To sit in the lotus posture is consciously to do something. To allow body and mind spontaneously to drop off is consciously not to do anything.
The greater difficulty is in the decision not to do.
This is what I struggle with.
Could it be that Master Yakusan knew that this puzzle could never be solved? Pursuing an answer we become confused, stimied, stumped, frustrated. Is it that abandoning the pursuit of an answer and abandoning opinions about thinking and nonthinking allows us to sit at ease in lotus? Or on the other hand could it be…
Pete
'To sit in the lotus posture is consciously to do something. To allow body and mind spontaneously to drop off is consciously not to do anything.'
I have no answers, just a few questions on spontaniety.
Is the conscious effort required to sit in lotus in a sense premeditated (excuse the non-pun) i.e. non-spontaneous?
My dictionary tells me that the word 'spontaneous' comes from the latin "(sua) sponte 'of one's own accord, willingly'". Is to be spontaneous to relinquish our views willingly, of our own accord, as opposed to forcing ourselves, against our will, into such an action?
Hi Pete,
I think that what the buddha-ancestors call on us to abandon in our sitting-zen is not only the pursuit of an answer, and not only opinions about thinking and nonthinking. They call upon us to abandon all views, to drop off body and mind.

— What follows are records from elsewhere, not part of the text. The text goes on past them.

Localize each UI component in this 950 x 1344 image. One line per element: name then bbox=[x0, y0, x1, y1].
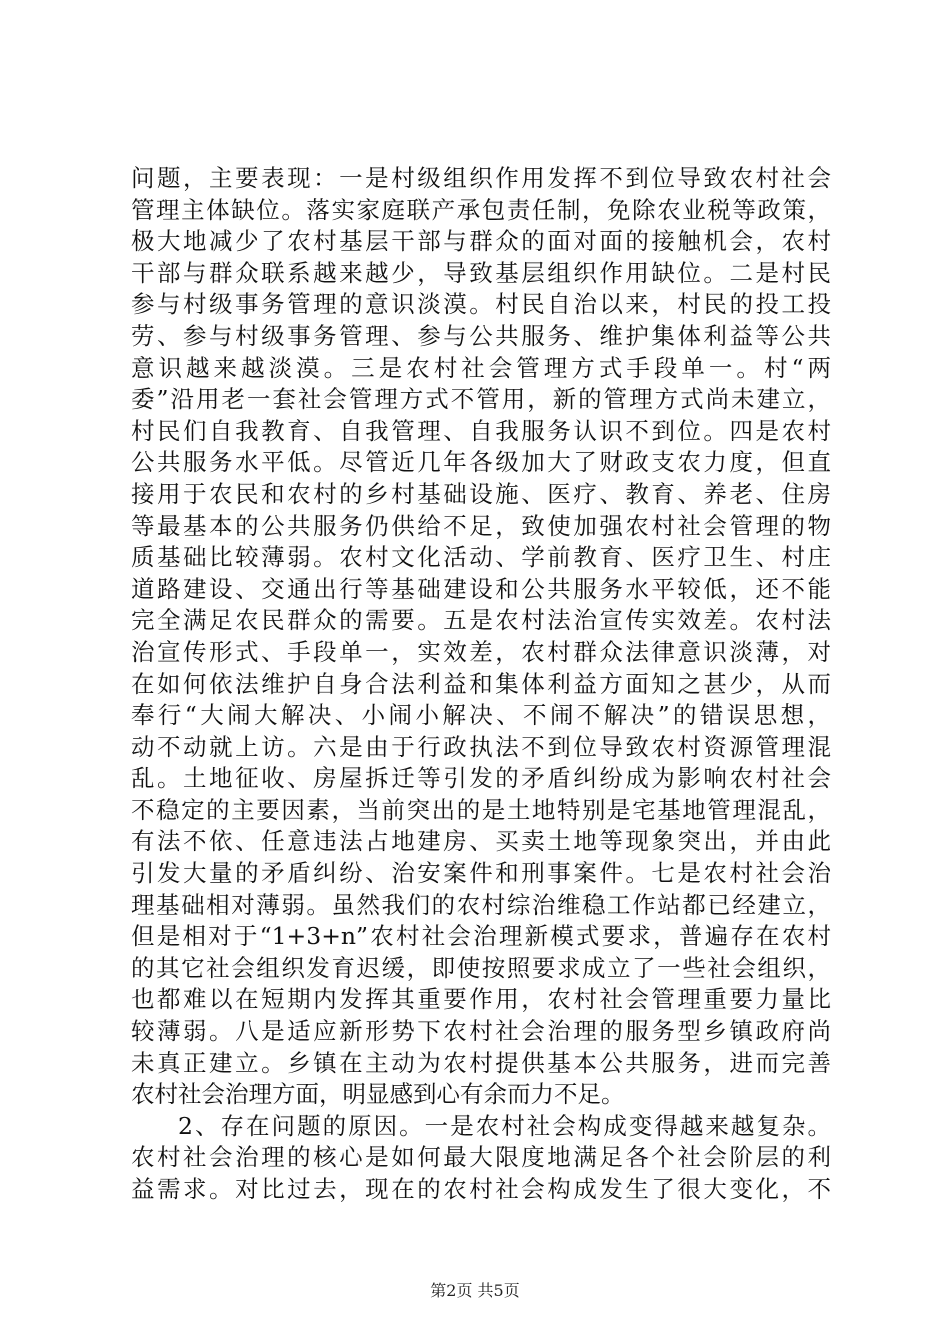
text-line: 问题，主要表现：一是村级组织作用发挥不到位导致农村社会 bbox=[131, 164, 831, 192]
text-line: 在如何依法维护自身合法利益和集体利益方面知之甚少，从而 bbox=[131, 669, 831, 698]
page-number-footer: 第2页 共5页 bbox=[430, 1281, 520, 1300]
text-line: 等最基本的公共服务仍供给不足，致使加强农村社会管理的物 bbox=[131, 511, 831, 540]
text-line: 村民们自我教育、自我管理、自我服务认识不到位。四是农村 bbox=[131, 416, 831, 445]
text-line: 质基础比较薄弱。农村文化活动、学前教育、医疗卫生、村庄 bbox=[131, 543, 831, 572]
text-line: 公共服务水平低。尽管近几年各级加大了财政支农力度，但直 bbox=[131, 448, 831, 477]
text-line: 农村社会治理的核心是如何最大限度地满足各个社会阶层的利 bbox=[131, 1143, 831, 1172]
text-line: 劳、参与村级事务管理、参与公共服务、维护集体利益等公共 bbox=[131, 321, 831, 350]
text-line: 道路建设、交通出行等基础建设和公共服务水平较低，还不能 bbox=[131, 574, 831, 603]
text-line: 较薄弱。八是适应新形势下农村社会治理的服务型乡镇政府尚 bbox=[131, 1017, 831, 1046]
text-line: 完全满足农民群众的需要。五是农村法治宣传实效差。农村法 bbox=[131, 606, 831, 635]
body-text bbox=[131, 163, 831, 1206]
text-line: 奉行“大闹大解决、小闹小解决、不闹不解决”的错误思想， bbox=[131, 701, 831, 730]
text-line: 接用于农民和农村的乡村基础设施、医疗、教育、养老、住房 bbox=[131, 479, 831, 508]
text-line: 治宣传形式、手段单一，实效差，农村群众法律意识淡薄，对 bbox=[131, 637, 831, 666]
text-line: 不稳定的主要因素，当前突出的是土地特别是宅基地管理混乱， bbox=[131, 795, 831, 824]
text-line: 参与村级事务管理的意识淡漠。村民自治以来，村民的投工投 bbox=[131, 290, 831, 319]
text-line: 益需求。对比过去，现在的农村社会构成发生了很大变化，不 bbox=[131, 1175, 831, 1203]
text-line: 动不动就上访。六是由于行政执法不到位导致农村资源管理混 bbox=[131, 732, 831, 761]
text-line: 的其它社会组织发育迟缓，即使按照要求成立了一些社会组织， bbox=[131, 953, 831, 982]
text-line: 委”沿用老一套社会管理方式不管用，新的管理方式尚未建立， bbox=[131, 385, 831, 414]
text-line: 也都难以在短期内发挥其重要作用，农村社会管理重要力量比 bbox=[131, 985, 831, 1014]
text-line: 但是相对于“1+3+n”农村社会治理新模式要求，普遍存在农村 bbox=[131, 922, 831, 951]
text-line: 意识越来越淡漠。三是农村社会管理方式手段单一。村“两 bbox=[131, 353, 831, 382]
text-line: 理基础相对薄弱。虽然我们的农村综治维稳工作站都已经建立， bbox=[131, 890, 831, 919]
text-line: 干部与群众联系越来越少，导致基层组织作用缺位。二是村民 bbox=[131, 258, 831, 287]
text-line: 引发大量的矛盾纠纷、治安案件和刑事案件。七是农村社会治 bbox=[131, 859, 831, 888]
text-line: 有法不依、任意违法占地建房、买卖土地等现象突出，并由此 bbox=[131, 827, 831, 856]
text-line: 管理主体缺位。落实家庭联产承包责任制，免除农业税等政策， bbox=[131, 195, 831, 224]
text-line: 农村社会治理方面，明显感到心有余而力不足。 bbox=[131, 1080, 625, 1109]
text-line: 未真正建立。乡镇在主动为农村提供基本公共服务，进而完善 bbox=[131, 1048, 831, 1077]
text-line: 乱。土地征收、房屋拆迁等引发的矛盾纠纷成为影响农村社会 bbox=[131, 764, 831, 793]
paragraph-start-line: 2、存在问题的原因。一是农村社会构成变得越来越复杂。 bbox=[178, 1111, 831, 1140]
text-line: 极大地减少了农村基层干部与群众的面对面的接触机会，农村 bbox=[131, 227, 831, 256]
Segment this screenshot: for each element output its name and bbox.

I think that in the questions and answers between Master Yakusan and the monk, this is already understood. Having understood this already, the monk was asking: How?
The monk was asking: What is the conscious means-whereby?
Hi Drew,
To deepen your understanding of non-spontaneity and spontaneity, I strongly recommend you to read Frank Lambert’s brilliant introductions to the 2nd law of thermodynamics. See for example www.entropysimple.com, or www.shakespeare2ndlaw.com.
My understanding is that spontaneous relinquishment of views, or body and mind spontaneously dropping off, is an effortless flow of energy like a fire burning or like a boulder rolling down hill. Physical and mental effort to sit in the lotus posture are our effort to remove the activation energy barrier -- like struggling to get the fire lit or like dislodging the boulder.